Em 2016, os setores que mais investiram em ações com digital influencers foram os de cuidados pessoais, indústria automotiva, alimentação, telefonia móvel e moda, com resultados concretos e mais que positivos para as marcas que apostaram na modalidade.
 
O crescimento da publicidade em redes sociais com influenciadores é fruto da mudança de como este tipo de ação de comunicação passou a ser vista pelos anunciantes. Se em 2015, a grande maioria deles faziam contratações pontuais com influenciadores quase como um “plus”, um teste, isso mudou bastante em 2016.
 
Agora, grandes anunciantes já separam budgets anuais e a mídia se tornou mais perene nos planos de comunicação, como já fazem há um bom tempo com veículos como Google e Facebook.
 
Em busca de uma comunicação emocional, próxima e orgânica, a publicidade passou a investir em conteúdo co-produzido e campanhas com abertura para que os digital influencers pudessem fazer o seu melhor: serem eles mesmos.
 
Alguns períodos relacionados a eventos foram mais marcantes no número de ações realizadas, como durante os Jogos Olímpicos e Paralímpicos, Salão do Automóvel, Black Friday e Natal.
 
Nas Olimpíadas e Paralimpíadas, mais um vez a força dos digital influencers se mostrou e ao invés das marcas apoiarem a sua divulgação exclusivamente em atletas, elas apostaram forte em influenciadores nas redes sociais.
 
Outro forte indício de mudança de paradigmas é que pela primeira vez, YouTubers superaram muitos artistas e celebridades nas recomendações e escolha pelas marcas.
 
Não estou dizendo que as celebridades perderam espaço, mas sim que com o crescimento do investimento, os YouTubers ganharam um grande destaque.
 
Os YouTubers ganharam mais espaço porque têm facilidade em apresentar produtos com os quais se identificam, demonstrá-los, usar sua linguagem para conceituá-los e torná-los desejados pelos seus seguidores.

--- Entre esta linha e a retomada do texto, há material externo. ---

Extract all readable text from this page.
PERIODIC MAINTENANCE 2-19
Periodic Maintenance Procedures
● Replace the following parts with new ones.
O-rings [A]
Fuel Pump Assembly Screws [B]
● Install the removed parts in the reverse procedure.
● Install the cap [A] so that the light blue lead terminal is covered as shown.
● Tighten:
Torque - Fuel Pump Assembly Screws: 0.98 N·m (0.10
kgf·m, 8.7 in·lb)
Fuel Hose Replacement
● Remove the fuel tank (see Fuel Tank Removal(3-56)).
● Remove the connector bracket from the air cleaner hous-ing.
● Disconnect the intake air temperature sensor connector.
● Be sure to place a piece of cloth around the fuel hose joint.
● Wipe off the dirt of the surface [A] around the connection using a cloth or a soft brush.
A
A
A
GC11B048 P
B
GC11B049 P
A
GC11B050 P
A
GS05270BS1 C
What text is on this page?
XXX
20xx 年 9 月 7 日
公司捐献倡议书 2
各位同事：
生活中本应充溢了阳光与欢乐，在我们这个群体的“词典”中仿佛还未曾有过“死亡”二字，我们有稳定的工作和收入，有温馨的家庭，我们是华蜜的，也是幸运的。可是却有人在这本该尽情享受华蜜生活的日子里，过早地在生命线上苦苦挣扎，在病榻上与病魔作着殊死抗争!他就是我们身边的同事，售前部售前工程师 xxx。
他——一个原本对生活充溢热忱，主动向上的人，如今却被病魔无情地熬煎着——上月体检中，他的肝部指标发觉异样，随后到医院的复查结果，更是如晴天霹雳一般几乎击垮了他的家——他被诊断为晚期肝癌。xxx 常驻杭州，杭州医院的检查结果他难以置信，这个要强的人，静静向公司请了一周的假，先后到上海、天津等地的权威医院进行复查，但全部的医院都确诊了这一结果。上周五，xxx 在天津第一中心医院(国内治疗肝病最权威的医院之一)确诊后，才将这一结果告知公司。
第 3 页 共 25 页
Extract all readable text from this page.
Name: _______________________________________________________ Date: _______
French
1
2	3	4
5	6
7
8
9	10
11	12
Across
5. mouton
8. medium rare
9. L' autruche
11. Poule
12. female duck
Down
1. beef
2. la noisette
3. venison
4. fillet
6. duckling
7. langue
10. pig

São como chanceleres que influenciam diretamente a decisão de compra, principalmente dos mais jovens.
 
Satisfeito com o resultado das ações em 2016, o mercado já aponta para mais um boom de crescimento em 2017, com o investimento da publicidade em novas redes sociais, influencers e formatos, em especial o vídeo. As tônicas da publicidade em redes sociais neste ano serão conteúdo, inovação e dinamismo.
 
Atentas aos influenciadores, as marcas também monitoram a consolidação de novas redes como o InstaStories e o Snapchat para alcançarem seus consumidores onde quer que eles estejam, com a mesma rapidez que essas ferramentas se pulverizam e sem abrir mão de resultados contundentes.